Quantity Versus Quality
Mark Hale ‐ November 11, 2013
How do you measure results with your advertising?
There are basically two ways to measure the efficacy of your advertising, both are not equal and one will lead you to discouragement.
You can measure advertising success by quantity or quality.
By quantity I mean the total number of leads. Quantity is a numeric value that most of the time has little or no real meaning. Let’s say you mailed 5,000 post cards out and it generated 200 leads but you made one sale. One sale against a $2,100 investment is not a very good value by most everyone’s standards. Quantity is not a good way to judge the success of a direct mail or any other program for that matter, as the end game you are playing is increasing your sales.
The second way to measure results is by the quality of leads. This method is most accurate since you are measuring directly your return on investment. Using a similar scenario, you mailed 5000 post cards out, got 50 leads, which turned into 10 sales and you grossed $18,000 in income against a $2,100 investment or 8.5X return on investment would be a good return by most anyone’s standards.
The number of leads is not as important as what you do to convert the leads. Getting a good return on your investment has more to do with quality than it does with quantity.
The following are important questions for setting yourself up for a good return on your investment for direct mail marketing:
- Are you set up to handle a lead once it comes in? Prompt contact and effective tracking is key.
- Are your sales people trained and drilled to handle and close the lead?
- Do you have a “buy now” that your sales people can use to close interested callers? This is usually something of a perceived value that your sales people can give the prospect if they make the decision to buy now.
- Are your front line people, receptionists, customer service and sales people informed about the promotion you are running? Lack of coordination could cost you thousands of dollars.
- Do you have a path for the lead to take that will be directed towards a sale and a repeat sale?
- What products or services make a good up-sell?
- How competitive is your product? (Based on what is available in the market place.) If your prospect has a better offer or product why would they call you?
- Do you have a strong reason for them to call today? A call to action is vital.
- Does your ad give too much information? The purpose of the ad is to create interest and get them to call or stop by to buy the product. You want to get them interested enough that they want to call for more information. Advertising is the art of “teasing” interest enough to generate a reach for service. When you provide too much information you often will kill the reach.
- Is your ad simple and direct? The prospect must be able to look at your ad and know instantly what it is and why they would want it. If your message contains too many products or is too wordy it creates confusion.
- Is the mailing list targeted to the best prospects for your product, service and the offer you are making? A quick survey of your present best customers, who are buying the product or service, will give you the criteria you need to get a list.
- Do you have a follow-up mail program for the leads that came in but did not buy, which will take them from mild interest to strong desire?
- Are you tracking the number of people who go to your website as a result of getting a post card from you? It is easy to get set up with Google Analytics.
- The above are areas that you should address to help you get the most out of a direct mail or any advertising program for that matter?
- Keep in mind that to effectively judge any advertising program, you have to have a system in place to track and allocate the response. The areas of response for most businesses are: walk-in, phone-in or web referral. Walk-in and phone-in are easy if your personnel ask leads coming in, and a record is made and reported to you weekly. Web referral can be a little tricky in that 75% – 90% of people, when they receive a post card, will do a search on the company or product before calling. If you ask how they heard about you, they might say the website. A good way to judge this is by keeping track of this through Google Analytics where you can see how many people did a direct search for your company. This means they typed in your company name specifically.

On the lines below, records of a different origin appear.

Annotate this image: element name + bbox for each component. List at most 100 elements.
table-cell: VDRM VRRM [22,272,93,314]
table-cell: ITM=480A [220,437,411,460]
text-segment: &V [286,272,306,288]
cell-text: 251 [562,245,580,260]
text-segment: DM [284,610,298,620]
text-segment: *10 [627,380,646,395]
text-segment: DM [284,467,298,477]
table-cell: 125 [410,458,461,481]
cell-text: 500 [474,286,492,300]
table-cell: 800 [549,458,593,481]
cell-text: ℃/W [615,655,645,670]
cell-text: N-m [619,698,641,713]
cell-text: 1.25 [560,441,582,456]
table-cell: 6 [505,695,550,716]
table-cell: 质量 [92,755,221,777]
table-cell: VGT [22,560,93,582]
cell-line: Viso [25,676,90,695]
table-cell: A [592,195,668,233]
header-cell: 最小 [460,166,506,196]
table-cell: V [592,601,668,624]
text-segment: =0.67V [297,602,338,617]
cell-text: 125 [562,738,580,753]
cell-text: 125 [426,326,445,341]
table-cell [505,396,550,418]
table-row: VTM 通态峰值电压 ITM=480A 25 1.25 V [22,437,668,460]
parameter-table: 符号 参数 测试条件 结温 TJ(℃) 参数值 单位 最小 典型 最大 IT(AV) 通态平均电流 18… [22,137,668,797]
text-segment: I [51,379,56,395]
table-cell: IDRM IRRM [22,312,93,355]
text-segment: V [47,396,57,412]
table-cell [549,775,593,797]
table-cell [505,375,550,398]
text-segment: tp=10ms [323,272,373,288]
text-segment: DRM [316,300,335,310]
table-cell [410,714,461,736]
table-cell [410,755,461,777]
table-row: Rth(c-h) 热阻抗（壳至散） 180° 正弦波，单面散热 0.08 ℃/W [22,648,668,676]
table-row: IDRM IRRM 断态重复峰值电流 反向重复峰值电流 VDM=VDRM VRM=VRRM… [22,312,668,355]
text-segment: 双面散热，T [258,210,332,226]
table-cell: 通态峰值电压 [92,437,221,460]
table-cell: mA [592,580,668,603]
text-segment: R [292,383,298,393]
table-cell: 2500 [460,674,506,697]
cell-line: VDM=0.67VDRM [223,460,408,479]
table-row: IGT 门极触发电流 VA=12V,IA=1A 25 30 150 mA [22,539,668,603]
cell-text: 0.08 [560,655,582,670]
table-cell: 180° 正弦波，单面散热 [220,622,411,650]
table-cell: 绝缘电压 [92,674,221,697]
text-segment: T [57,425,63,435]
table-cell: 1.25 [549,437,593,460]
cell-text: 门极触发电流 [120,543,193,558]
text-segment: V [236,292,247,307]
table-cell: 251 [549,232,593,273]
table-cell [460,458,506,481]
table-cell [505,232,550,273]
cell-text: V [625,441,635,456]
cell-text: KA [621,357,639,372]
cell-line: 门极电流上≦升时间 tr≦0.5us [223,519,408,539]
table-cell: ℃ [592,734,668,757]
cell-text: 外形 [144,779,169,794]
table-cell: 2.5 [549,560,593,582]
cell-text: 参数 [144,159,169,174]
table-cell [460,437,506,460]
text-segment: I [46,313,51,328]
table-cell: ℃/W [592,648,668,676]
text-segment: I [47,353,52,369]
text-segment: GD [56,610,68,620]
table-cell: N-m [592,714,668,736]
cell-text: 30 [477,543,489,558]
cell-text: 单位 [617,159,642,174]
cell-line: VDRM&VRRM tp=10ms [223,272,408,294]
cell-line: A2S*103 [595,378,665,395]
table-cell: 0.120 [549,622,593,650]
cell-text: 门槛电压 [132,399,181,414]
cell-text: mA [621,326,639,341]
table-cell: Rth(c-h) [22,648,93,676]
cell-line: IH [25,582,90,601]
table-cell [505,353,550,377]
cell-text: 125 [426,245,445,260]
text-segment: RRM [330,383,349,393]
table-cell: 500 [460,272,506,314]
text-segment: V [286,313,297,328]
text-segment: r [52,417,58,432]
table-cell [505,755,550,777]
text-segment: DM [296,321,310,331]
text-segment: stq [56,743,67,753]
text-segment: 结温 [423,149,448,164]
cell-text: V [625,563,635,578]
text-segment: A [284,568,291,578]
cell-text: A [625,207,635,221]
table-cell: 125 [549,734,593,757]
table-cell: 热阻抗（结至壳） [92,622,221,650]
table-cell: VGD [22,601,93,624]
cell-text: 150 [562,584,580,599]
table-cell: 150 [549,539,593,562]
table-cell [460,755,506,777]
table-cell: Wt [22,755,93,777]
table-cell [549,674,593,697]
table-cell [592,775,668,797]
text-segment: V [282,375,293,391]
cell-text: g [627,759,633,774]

Here is a list of symptoms that will help you debug your direct mail program:
Low or no leads:
- Bad list
- Uncompetitive product
- Uncompetitive offer
- Poorly designed ad, usually confusing message or too many products being promoted at once
- No tracking system in place
Good to fair number of leads but low sales:
- Ineffective sales people
- Product is not what the prospect wanted
- Price or offer is not competitive, they found a better deal elsewhere
- No or poor follow up program
Low leads but high closing ratio:
- Depending on the number of pieces you mailed, your list may need to be refined to better identify your target prospects.
- If income is not enough from sales made, you may be calculating the worth of the customer incorrectly and/or you may need to look at the plan to up-sell inquiries.
Low leads and high closing ratio can be a good sign that you are on the right track and you need to refine the program gradually to increase the number of leads. This needs to be viewed in balance with the total number of pieces you mailed. If you mailed 15,000 pieces and generated 10 leads and you sold 8 of them, your ad is poorly targeted to your list or the list is bad.
There is nothing more cost effective than direct mail. Direct mail is simple to correct and the more you know about your customers the better you can target them.